The room is a dense garden of her
smell, soon he will have to say
something, soon she will reach
from under the blanket for his
hand

Lovers of the lovers whisper agitato
in their sleep somewhere past

Slick twinned legs of the Ghost
Orchid, still one with root and
nectar spur, tongued by moths
who won't strive to
outlive themselves

5 comments:

bruce dorlova said...

oh now this,

this is beautiful. suspended luminous in moonlight, heady with scent, likely to outlive us all.
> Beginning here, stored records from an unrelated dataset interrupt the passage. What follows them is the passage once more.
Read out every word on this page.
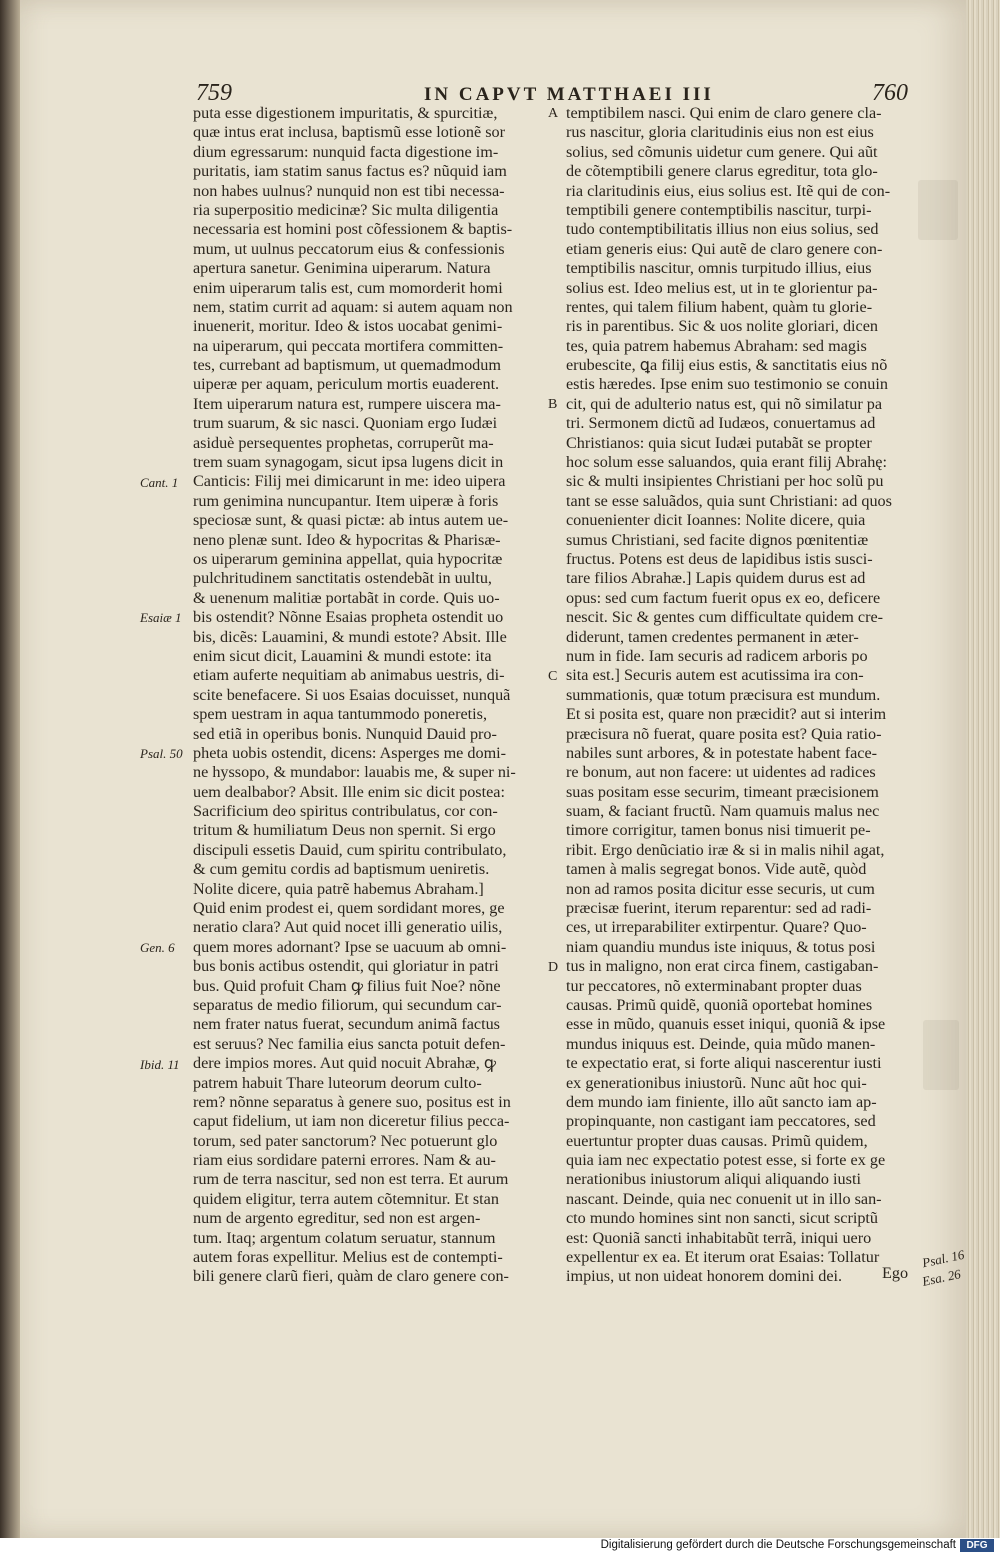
759	IN CAPVT MATTHAEI III	760
puta esse digestionem impuritatis, & spurcitiæ,
quæ intus erat inclusa, baptismũ esse lotionẽ sor
dium egressarum: nunquid facta digestione im-
puritatis, iam statim sanus factus es? nũquid iam
non habes uulnus? nunquid non est tibi necessa-
ria superpositio medicinæ? Sic multa diligentia
necessaria est homini post cõfessionem & baptis-
mum, ut uulnus peccatorum eius & confessionis
apertura sanetur. Genimina uiperarum. Natura
enim uiperarum talis est, cum momorderit homi
nem, statim currit ad aquam: si autem aquam non
inuenerit, moritur. Ideo & istos uocabat genimi-
na uiperarum, qui peccata mortifera committen-
tes, currebant ad baptismum, ut quemadmodum
uiperæ per aquam, periculum mortis euaderent.
Item uiperarum natura est, rumpere uiscera ma-
trum suarum, & sic nasci. Quoniam ergo Iudæi
asiduè persequentes prophetas, corruperũt ma-
trem suam synagogam, sicut ipsa lugens dicit in
Canticis: Filij mei dimicarunt in me: ideo uipera
rum genimina nuncupantur. Item uiperæ à foris
speciosæ sunt, & quasi pictæ: ab intus autem ue-
neno plenæ sunt. Ideo & hypocritas & Pharisæ-
os uiperarum geminina appellat, quia hypocritæ
pulchritudinem sanctitatis ostendebãt in uultu,
& uenenum malitiæ portabãt in corde. Quis uo-
bis ostendit? Nõnne Esaias propheta ostendit uo
bis, dicẽs: Lauamini, & mundi estote? Absit. Ille
enim sicut dicit, Lauamini & mundi estote: ita
etiam auferte nequitiam ab animabus uestris, di-
scite benefacere. Si uos Esaias docuisset, nunquã
spem uestram in aqua tantummodo poneretis,
sed etiã in operibus bonis. Nunquid Dauid pro-
pheta uobis ostendit, dicens: Asperges me domi-
ne hyssopo, & mundabor: lauabis me, & super ni-
uem dealbabor? Absit. Ille enim sic dicit postea:
Sacrificium deo spiritus contribulatus, cor con-
tritum & humiliatum Deus non spernit. Si ergo
discipuli essetis Dauid, cum spiritu contribulato,
& cum gemitu cordis ad baptismum ueniretis.
Nolite dicere, quia patrẽ habemus Abraham.]
Quid enim prodest ei, quem sordidant mores, ge
neratio clara? Aut quid nocet illi generatio uilis,
quem mores adornant? Ipse se uacuum ab omni-
bus bonis actibus ostendit, qui gloriatur in patri
bus. Quid profuit Cham ꝙ filius fuit Noe? nõne
separatus de medio filiorum, qui secundum car-
nem frater natus fuerat, secundum animã factus
est seruus? Nec familia eius sancta potuit defen-
dere impios mores. Aut quid nocuit Abrahæ, ꝙ
patrem habuit Thare luteorum deorum culto-
rem? nõnne separatus à genere suo, positus est in
caput fidelium, ut iam non diceretur filius pecca-
torum, sed pater sanctorum? Nec potuerunt glo
riam eius sordidare paterni errores. Nam & au-
rum de terra nascitur, sed non est terra. Et aurum
quidem eligitur, terra autem cõtemnitur. Et stan
num de argento egreditur, sed non est argen-
tum. Itaq; argentum colatum seruatur, stannum
autem foras expellitur. Melius est de contempti-
bili genere clarũ fieri, quàm de claro genere con-
temptibilem nasci. Qui enim de claro genere cla-
rus nascitur, gloria claritudinis eius non est eius
solius, sed cõmunis uidetur cum genere. Qui aũt
de cõtemptibili genere clarus egreditur, tota glo-
ria claritudinis eius, eius solius est. Itẽ qui de con-
temptibili genere contemptibilis nascitur, turpi-
tudo contemptibilitatis illius non eius solius, sed
etiam generis eius: Qui autẽ de claro genere con-
temptibilis nascitur, omnis turpitudo illius, eius
solius est. Ideo melius est, ut in te glorientur pa-
rentes, qui talem filium habent, quàm tu glorie-
ris in parentibus. Sic & uos nolite gloriari, dicen
tes, quia patrem habemus Abraham: sed magis
erubescite, ꝗa filij eius estis, & sanctitatis eius nõ
estis hæredes. Ipse enim suo testimonio se conuin
cit, qui de adulterio natus est, qui nõ similatur pa
tri. Sermonem dictũ ad Iudæos, conuertamus ad
Christianos: quia sicut Iudæi putabãt se propter
hoc solum esse saluandos, quia erant filij Abrahę:
sic & multi insipientes Christiani per hoc solũ pu
tant se esse saluãdos, quia sunt Christiani: ad quos
conuenienter dicit Ioannes: Nolite dicere, quia
sumus Christiani, sed facite dignos pœnitentiæ
fructus. Potens est deus de lapidibus istis susci-
tare filios Abrahæ.] Lapis quidem durus est ad
opus: sed cum factum fuerit opus ex eo, deficere
nescit. Sic & gentes cum difficultate quidem cre-
diderunt, tamen credentes permanent in æter-
num in fide. Iam securis ad radicem arboris po
sita est.] Securis autem est acutissima ira con-
summationis, quæ totum præcisura est mundum.
Et si posita est, quare non præcidit? aut si interim
præcisura nõ fuerat, quare posita est? Quia ratio-
nabiles sunt arbores, & in potestate habent face-
re bonum, aut non facere: ut uidentes ad radices
suas positam esse securim, timeant præcisionem
suam, & faciant fructũ. Nam quamuis malus nec
timore corrigitur, tamen bonus nisi timuerit pe-
ribit. Ergo denũciatio iræ & si in malis nihil agat,
tamen à malis segregat bonos. Vide autẽ, quòd
non ad ramos posita dicitur esse securis, ut cum
præcisæ fuerint, iterum reparentur: sed ad radi-
ces, ut irreparabiliter extirpentur. Quare? Quo-
niam quandiu mundus iste iniquus, & totus posi
tus in maligno, non erat circa finem, castigaban-
tur peccatores, nõ exterminabant propter duas
causas. Primũ quidẽ, quoniã oportebat homines
esse in mũdo, quanuis esset iniqui, quoniã & ipse
mundus iniquus est. Deinde, quia mũdo manen-
te expectatio erat, si forte aliqui nascerentur iusti
ex generationibus iniustorũ. Nunc aũt hoc qui-
dem mundo iam finiente, illo aũt sancto iam ap-
propinquante, non castigant iam peccatores, sed
euertuntur propter duas causas. Primũ quidem,
quia iam nec expectatio potest esse, si forte ex ge
nerationibus iniustorum aliqui aliquando iusti
nascant. Deinde, quia nec conuenit ut in illo san-
cto mundo homines sint non sancti, sicut scriptũ
est: Quoniã sancti inhabitabũt terrã, iniqui uero
expellentur ex ea. Et iterum orat Esaias: Tollatur
impius, ut non uideat honorem domini dei.
Cant. 1
Esaiæ 1
Psal. 50
Gen. 6
Ibid. 11
Psal. 16
Esa. 26
A
B
C
D
Ego
Digitalisierung gefördert durch die Deutsche Forschungsgemeinschaft	DFG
word verification asks for 'ingen'. i apply various suffixes.

still, thinking.

x

Floyce Alexander said...

A terrific poet you are! Australia should be so lucky! Your Heroin Love Poems are especially remarkable, but this one is too; I'm taken with how you move from images to thought and back again . . . and again. Thanks for letting me find your blog! i.e., for having it here . . .

Miss Jane said...

Loved the quote. It places this poem in such a lovely spot and accidentally, as well.
Not in love with the first stanza. I liked Shiva's toenail as the sliver of the moon, but the dandruff of stars hits a false note for me. The rest of the poem is most beautiful. Lovers of the lovers, indeed. The final couplet gives quite the grounding note to this, suggestive of the finite nature of all things, even blissful love.

Graham Nunn said...

Amanda, these orchid poems... each one exquisite. There is much space here for the reader to breathe. The delicate beauty of emptiness and the almost, whispered on the page. More please...

Amanda Joy said...

Thank you all so much for reading & commenting. There are more coming. One later today, then I have a couple more almost edited. Get your point about the first stanza Miss Jane, it's actually probably a little personal & pointed.